Novel

踏み込めない、踏み込んでいい?

「きゃぁぁ!」
「柚木っ!!」

 悲鳴と共に、愛しい少女に襲い掛かる雷。イサムは叫び、ギターをかき鳴らす。
 少女──芽以の前方に空気振動による障壁が一瞬だけ展開されたが、それだけで防ぎきれるほどその雷は小さくはなかった。
「!」
 障壁が消え去り、雷が芽以の体を貫く──そう思った時には、芽以は既にそこにはいなかった。
「くっそー、コイツ、強い……」
「蓮見君、私達だけじゃどうにもならないよ」
 恐るべき俊足で、いつの間にかイサムの横まで移動していた芽以が不安げに呟く。
 彼らの目の前で暴れているのは、『ジャーム』と呼ばれる化け物だった。おそらく今回の任務のターゲットで間違いない。
 調査中、不審な《ワーディング》を感知し、蓮見イサムと柚木芽以は現場に急行した。そして待っていたのが、暴走したこのジャームであった。コードネームは何といったか……イサムは覚えていないが、とにかくこの《ワーディング》に隼人と椿が気付いて来てくれるまで、芽以を守らなければ、と思った。
「あの野郎、どこほっついてんだ!」
 苛立った口調でイサムが漏らす。彼は隼人の不可解な異変に気付いていなかった。ただ、七緒に会ったことで腑抜けになっているのだとしか認識できていない。

 これで任務忘れてデートとかしてたら、タダじゃおかねえ!

 芽以と二人行動で自分がデート気分だったのは棚に上げて、イサムは再びジャームに向かって構える。口元には、強気そうないつもの笑み。これだけはイサムは忘れたことはない。
「それじゃ……本番行くぜっ!」
 咆哮。……そして弦がうなる。イサムのギターより発せられた音が、衝撃波となってジャームに降りかかった。これがイサムの能力、音と振動を操る力。それはさらに、体内のエネルギーを攻撃力に変換し増大されていく。
 衝撃波は真空を作り、ジャームを切り裂いていく。が、同時にそれはイサムの体をも内側から傷付けていく諸刃の剣だ。
「……ハァ、ハァ……どうだっ! 俺の音はっ!!」
 最後の弦をつま弾くと、イサムはがくりと膝をつきかける。が、柚木の目の前、そんな格好の悪い所は見せられない! とばかりに足を踏ん張った。
 だが残念なことに、芽以の視線はイサムではなくジャームに向けられていた。ダメージを負い、よろよろと後退する化け物の姿に、じっと注がれている。
「! 逃げるっ!?」
 細い悲鳴のような声が上がる。芽以の言う通り、ジャームは撤退を始めていた。
 この時点で、二人が追いかけて勝てるかどうか分からない。
「ちくしょ……」
 吐き捨てるように言うと、イサムはギターのネックを握り締めた。ジャームがさらに後ろに下がると同時に、張られていた《ワーディング》も解けていく。

 遭遇戦、終了。
 仕留められなかった苛立ちが募る。が、それらの感情はすぐに消えることになる。
「……ふぅ」
 緊張が解けたのか、芽以がその場にへなへなとへたり込んだ。
「柚木っ……」
「あ、ええと、大丈夫……だから」
「で、でも」
 大慌てでイサムが駆けつける。軽く手を振って差し出された手を拒むと、彼は少し躊躇ったあと、やはり芽以に手を貸そうと彼女の横に腰を下ろす。
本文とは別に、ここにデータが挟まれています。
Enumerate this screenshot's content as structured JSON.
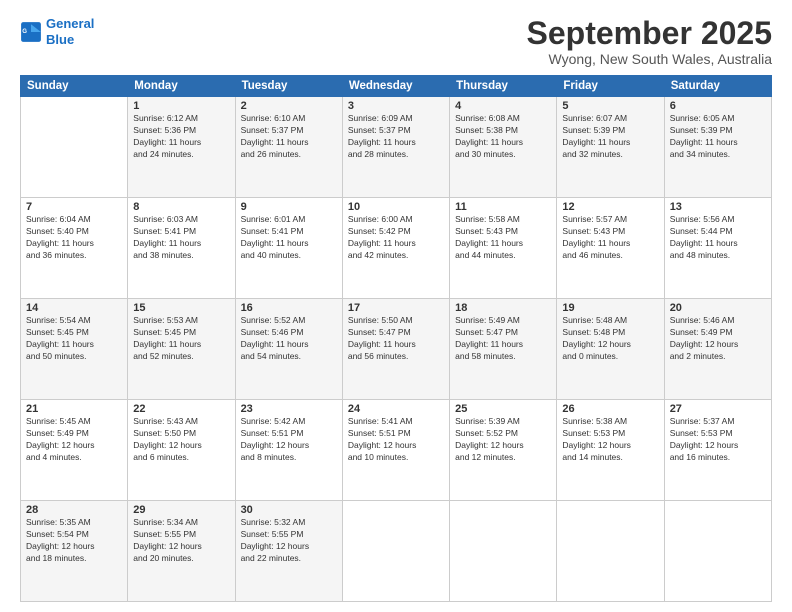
{
  "logo": {
    "line1": "General",
    "line2": "Blue"
  },
  "title": "September 2025",
  "subtitle": "Wyong, New South Wales, Australia",
  "weekdays": [
    "Sunday",
    "Monday",
    "Tuesday",
    "Wednesday",
    "Thursday",
    "Friday",
    "Saturday"
  ],
  "weeks": [
    [
      {
        "day": "",
        "info": ""
      },
      {
        "day": "1",
        "info": "Sunrise: 6:12 AM\nSunset: 5:36 PM\nDaylight: 11 hours\nand 24 minutes."
      },
      {
        "day": "2",
        "info": "Sunrise: 6:10 AM\nSunset: 5:37 PM\nDaylight: 11 hours\nand 26 minutes."
      },
      {
        "day": "3",
        "info": "Sunrise: 6:09 AM\nSunset: 5:37 PM\nDaylight: 11 hours\nand 28 minutes."
      },
      {
        "day": "4",
        "info": "Sunrise: 6:08 AM\nSunset: 5:38 PM\nDaylight: 11 hours\nand 30 minutes."
      },
      {
        "day": "5",
        "info": "Sunrise: 6:07 AM\nSunset: 5:39 PM\nDaylight: 11 hours\nand 32 minutes."
      },
      {
        "day": "6",
        "info": "Sunrise: 6:05 AM\nSunset: 5:39 PM\nDaylight: 11 hours\nand 34 minutes."
      }
    ],
    [
      {
        "day": "7",
        "info": "Sunrise: 6:04 AM\nSunset: 5:40 PM\nDaylight: 11 hours\nand 36 minutes."
      },
      {
        "day": "8",
        "info": "Sunrise: 6:03 AM\nSunset: 5:41 PM\nDaylight: 11 hours\nand 38 minutes."
      },
      {
        "day": "9",
        "info": "Sunrise: 6:01 AM\nSunset: 5:41 PM\nDaylight: 11 hours\nand 40 minutes."
      },
      {
        "day": "10",
        "info": "Sunrise: 6:00 AM\nSunset: 5:42 PM\nDaylight: 11 hours\nand 42 minutes."
      },
      {
        "day": "11",
        "info": "Sunrise: 5:58 AM\nSunset: 5:43 PM\nDaylight: 11 hours\nand 44 minutes."
      },
      {
        "day": "12",
        "info": "Sunrise: 5:57 AM\nSunset: 5:43 PM\nDaylight: 11 hours\nand 46 minutes."
      },
      {
        "day": "13",
        "info": "Sunrise: 5:56 AM\nSunset: 5:44 PM\nDaylight: 11 hours\nand 48 minutes."
      }
    ],
    [
      {
        "day": "14",
        "info": "Sunrise: 5:54 AM\nSunset: 5:45 PM\nDaylight: 11 hours\nand 50 minutes."
      },
      {
        "day": "15",
        "info": "Sunrise: 5:53 AM\nSunset: 5:45 PM\nDaylight: 11 hours\nand 52 minutes."
      },
      {
        "day": "16",
        "info": "Sunrise: 5:52 AM\nSunset: 5:46 PM\nDaylight: 11 hours\nand 54 minutes."
      },
      {
        "day": "17",
        "info": "Sunrise: 5:50 AM\nSunset: 5:47 PM\nDaylight: 11 hours\nand 56 minutes."
      },
      {
        "day": "18",
        "info": "Sunrise: 5:49 AM\nSunset: 5:47 PM\nDaylight: 11 hours\nand 58 minutes."
      },
      {
        "day": "19",
        "info": "Sunrise: 5:48 AM\nSunset: 5:48 PM\nDaylight: 12 hours\nand 0 minutes."
      },
      {
        "day": "20",
        "info": "Sunrise: 5:46 AM\nSunset: 5:49 PM\nDaylight: 12 hours\nand 2 minutes."
      }
    ],
    [
      {
        "day": "21",
        "info": "Sunrise: 5:45 AM\nSunset: 5:49 PM\nDaylight: 12 hours\nand 4 minutes."
      },
      {
        "day": "22",
        "info": "Sunrise: 5:43 AM\nSunset: 5:50 PM\nDaylight: 12 hours\nand 6 minutes."
      },
      {
        "day": "23",
        "info": "Sunrise: 5:42 AM\nSunset: 5:51 PM\nDaylight: 12 hours\nand 8 minutes."
      },
      {
        "day": "24",
        "info": "Sunrise: 5:41 AM\nSunset: 5:51 PM\nDaylight: 12 hours\nand 10 minutes."
      },
      {
        "day": "25",
        "info": "Sunrise: 5:39 AM\nSunset: 5:52 PM\nDaylight: 12 hours\nand 12 minutes."
      },
      {
        "day": "26",
        "info": "Sunrise: 5:38 AM\nSunset: 5:53 PM\nDaylight: 12 hours\nand 14 minutes."
      },
      {
        "day": "27",
        "info": "Sunrise: 5:37 AM\nSunset: 5:53 PM\nDaylight: 12 hours\nand 16 minutes."
      }
    ],
    [
      {
        "day": "28",
        "info": "Sunrise: 5:35 AM\nSunset: 5:54 PM\nDaylight: 12 hours\nand 18 minutes."
      },
      {
        "day": "29",
        "info": "Sunrise: 5:34 AM\nSunset: 5:55 PM\nDaylight: 12 hours\nand 20 minutes."
      },
      {
        "day": "30",
        "info": "Sunrise: 5:32 AM\nSunset: 5:55 PM\nDaylight: 12 hours\nand 22 minutes."
      },
      {
        "day": "",
        "info": ""
      },
      {
        "day": "",
        "info": ""
      },
      {
        "day": "",
        "info": ""
      },
      {
        "day": "",
        "info": ""
      }
    ]
  ]
}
 この時、芽以は特に意識していなかったが、イサムは耳まで真っ赤だった。
(ここで男を上げなくてどうする、俺!)
 深呼吸を一つ。そしてごくりと唾を飲んで、震える声で言い放つ。
「つ、つ、つかまれ」
「…………」
 芽以は差し出されたイサムの手をまじまじと見つめる。何の下心もそこから感じ取れない。まあ、そこが彼女の彼女たる所以でもあるのだが。
 やがて緊張が緩んだのか、芽以はふっと微笑んでみせる。
「……ありがとう、蓮見君」
 そして僅かに頬を染めて、イサムの手を取ろうとする。ここでイサムの心音は急激に跳ね上がった。

 そして、ヒカルが椿にしたのと同じ報告のために、イサムの持つ携帯電話が鳴ったのも、この時だった。
「って誰だよこんないいとこにっ!?」
「……?」
「あ、いやっ! う……っ、し、失敬!」
 首を傾げる芽以の視線を感じ、一瞬固まった後、イサムは恥ずかしげに携帯を手に取った。

 報告を受け、通信を終える頃には、芽以は既に自分の足で立っていた。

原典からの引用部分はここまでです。